BinAlign: Alignment Padding Based Compiler Provenance Recovery

Compiler provenance is significant in investigating the source-level indicators of binary code, like development-environment, source compiler, and optimization settings. Not only does compiler provenance analysis have important security applications in malware and vulnerability analysis, but it is also very challenging to extract useful artifacts from binary when high-level language constructs are missing. Previous works applied machine-learning techniques to predict the source compiler of binaries. However, most of the work is done on the binaries compiled on Linux operating system. We highlight the importance and need to explore Windows compilers and the complicated binaries compiled on the latest versions of these compilers. Therefore, we construct a large dataset of real-world binaries compiled with four major compilers on Windows and four most common optimization settings.
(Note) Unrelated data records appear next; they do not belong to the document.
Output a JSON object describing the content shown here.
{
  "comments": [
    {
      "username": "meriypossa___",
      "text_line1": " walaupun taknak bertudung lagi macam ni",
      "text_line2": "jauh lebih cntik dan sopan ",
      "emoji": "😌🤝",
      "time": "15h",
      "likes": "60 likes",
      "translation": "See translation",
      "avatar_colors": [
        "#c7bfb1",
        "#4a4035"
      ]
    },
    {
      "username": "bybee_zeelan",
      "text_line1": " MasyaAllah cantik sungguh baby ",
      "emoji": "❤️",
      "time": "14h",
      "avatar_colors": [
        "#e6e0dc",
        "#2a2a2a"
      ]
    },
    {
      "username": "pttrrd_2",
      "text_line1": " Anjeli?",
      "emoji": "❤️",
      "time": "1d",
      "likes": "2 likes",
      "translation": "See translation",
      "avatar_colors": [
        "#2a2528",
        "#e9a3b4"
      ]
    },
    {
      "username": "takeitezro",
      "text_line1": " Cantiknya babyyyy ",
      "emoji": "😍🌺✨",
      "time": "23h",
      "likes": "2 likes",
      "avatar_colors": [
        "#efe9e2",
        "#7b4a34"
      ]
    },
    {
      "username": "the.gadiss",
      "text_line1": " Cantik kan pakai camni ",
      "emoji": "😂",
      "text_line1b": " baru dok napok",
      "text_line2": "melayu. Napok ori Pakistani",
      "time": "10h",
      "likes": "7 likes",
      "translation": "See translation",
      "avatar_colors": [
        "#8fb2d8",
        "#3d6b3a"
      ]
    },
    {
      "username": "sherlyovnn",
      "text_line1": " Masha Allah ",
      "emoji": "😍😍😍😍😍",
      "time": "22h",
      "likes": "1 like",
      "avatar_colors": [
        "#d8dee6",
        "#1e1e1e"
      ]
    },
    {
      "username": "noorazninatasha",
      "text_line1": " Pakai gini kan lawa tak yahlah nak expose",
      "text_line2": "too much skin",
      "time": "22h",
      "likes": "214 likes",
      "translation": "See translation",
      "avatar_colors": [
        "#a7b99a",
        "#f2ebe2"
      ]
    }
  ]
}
The complexity of the optimized programs leads us to identify specific patterns in the binaries that contribute to source compiler and specific optimization level. To address these observations, we propose an improved model based upon the state-of-the-art, and incorporate streamlined alignment padding features in the existing model. Thus, our improved model learns alignment instructions from binary code of portable executables and libraries using the attention mechanism. We conduct an extensive experimentation on a dataset of 296,169 unique and complex binary code generated from C/C++ applications. Our findings demonstrate that our proposed model significantly outperforms the state-of-the-art in accurately predicting the source compiler and optimization flag for complex compiled code.